Yesterday the oldest had a snow day.  It was not the kind of snow day that shuts things down, sadly.  So I went off to work and thankfully daycare was open.  However, that was his second full day there, as he had MLK day off too.  Confession:  I also had MLK day off.  My plan for the day, however, was both boys spend all day at daycare, I go to buy groceries alone,  see Les Mis, get a massage, and get my haircut.  I didn't have time for the movie, but got the rest done!  Lovely.  Anyway, back to the kids.  The oldest was a little whiny last night, antsy.  He said he got a little bored at daycare.  Understandable, they did not get to play outside or go on any field trips like he did over Christmas break.
Work said the weather would be the same today, so I could work from home.  School was on, so the little one and I stayed in all day.   I cranked out some work, he played delightfully well with me overseeing, he took a 3 hour nap and I got more work done. And snuck in mopping the floor too.

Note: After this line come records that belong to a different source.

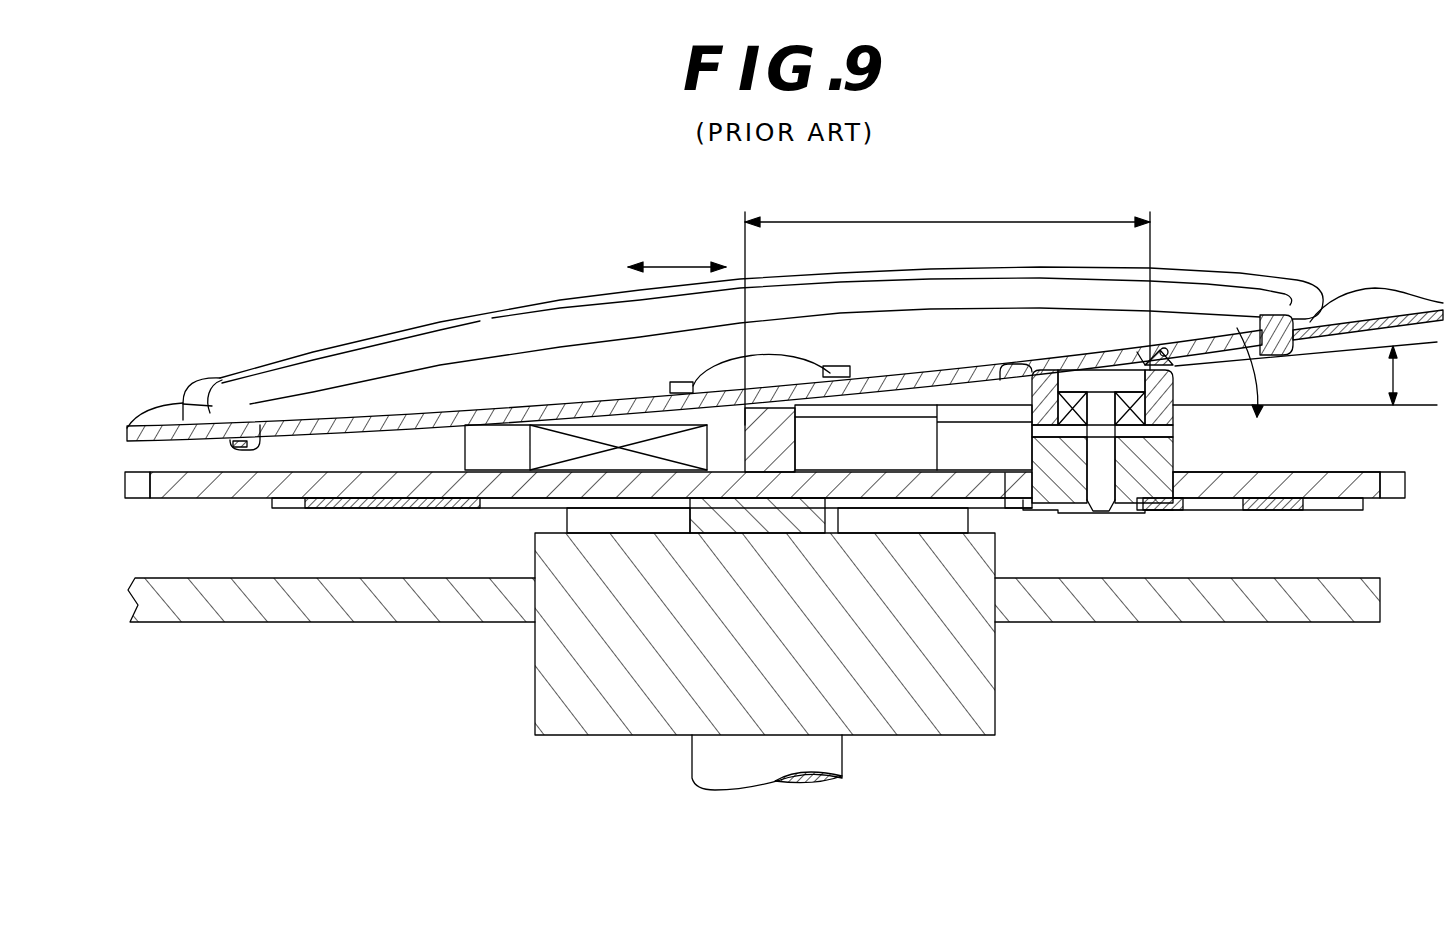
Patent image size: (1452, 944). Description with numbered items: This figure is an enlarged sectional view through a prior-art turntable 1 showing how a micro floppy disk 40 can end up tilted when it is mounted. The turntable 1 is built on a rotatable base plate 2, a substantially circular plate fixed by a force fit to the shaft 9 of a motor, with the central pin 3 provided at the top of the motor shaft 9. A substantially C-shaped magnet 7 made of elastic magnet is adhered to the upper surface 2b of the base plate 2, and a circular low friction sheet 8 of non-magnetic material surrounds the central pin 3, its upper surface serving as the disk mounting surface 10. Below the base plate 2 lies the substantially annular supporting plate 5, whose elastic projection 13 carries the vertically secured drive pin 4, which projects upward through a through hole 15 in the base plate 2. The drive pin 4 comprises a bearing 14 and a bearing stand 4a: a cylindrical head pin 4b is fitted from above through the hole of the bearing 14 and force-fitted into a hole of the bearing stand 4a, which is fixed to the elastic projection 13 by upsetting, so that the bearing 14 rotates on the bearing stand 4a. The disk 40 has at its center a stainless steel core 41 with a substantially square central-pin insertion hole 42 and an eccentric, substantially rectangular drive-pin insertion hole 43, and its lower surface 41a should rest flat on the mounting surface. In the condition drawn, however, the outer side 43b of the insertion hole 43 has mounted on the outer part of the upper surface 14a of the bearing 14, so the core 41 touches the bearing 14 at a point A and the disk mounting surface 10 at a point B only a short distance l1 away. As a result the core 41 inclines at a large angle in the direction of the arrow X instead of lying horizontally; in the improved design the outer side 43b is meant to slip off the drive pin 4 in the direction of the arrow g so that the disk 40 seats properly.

The turntable 1 is at (1385, 512).
The rotatable base plate 2 is at (1393, 480).
The upper surface of the base plate 2b is at (1318, 472).
The central pin 3 is at (717, 372).
The drive pin 4 is at (1088, 358).
The bearing stand 4a is at (1118, 505).
The cylindrical head pin 4b is at (1097, 380).
The supporting plate 5 is at (285, 508).
The magnet 7 is at (540, 447).
The low friction sheet 8 is at (918, 405).
The motor shaft 9 is at (832, 762).
The disk mounting surface 10 is at (790, 397).
The elastic projection 13 is at (1165, 500).
The bearing 14 is at (1173, 385).
The upper surface of the bearing 14a is at (1063, 352).
The through hole 15 is at (1008, 496).
The micro floppy disk 40 is at (160, 410).
The core 41 is at (203, 385).
The lower surface of the core 41a is at (230, 450).
The central-pin insertion hole 42 is at (835, 366).
The drive-pin insertion hole 43 is at (1013, 366).
The outer side of the insertion hole 43b is at (1138, 352).
The point A is at (1165, 352).
The point B is at (732, 368).
The direction of arrow g is at (1260, 378).
The direction of arrow X is at (674, 266).
The distance l1 is at (918, 221).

This is quite an unorganized post, I just wanted to comment on my struggles to find the balance for self care.  Going from living alone, with my schedule being completely my own to now having to be home every.single.night, arrange for sitters, etc. is quite a shock. I value my alone time deeply, and also my social time.  Thankfully many of my friends have kids and so we can be together with the kids.  My little guys do wonderful in social settings (90 % of the time!) so that need of mine is met.  Its all about the balance too.  Last week Saturday my brother and sister in law babysat and I met friends for dinner.  It was wonderful: huge peach flavored margarita, an actual waitress, and so much laughter and fun along with real conversation and connection.  Last Friday my mom and her husband babysat.  I worked late (how fun!), did some shopping, and saw a movie with my sister.  Balance, balance, the ever elusive quest for it.  I think I'm learning too that if this is something I struggled with in my single, childless life -- I will struggle with it in my parenting life too.
One day at a time.  For today, I am content.  My hair is wet, as we were spontaneous and went swimming on a school night.  I am caught up on work, or at least in a caught up enough state.  I have peace that this is what I am supposed to be doing, right now.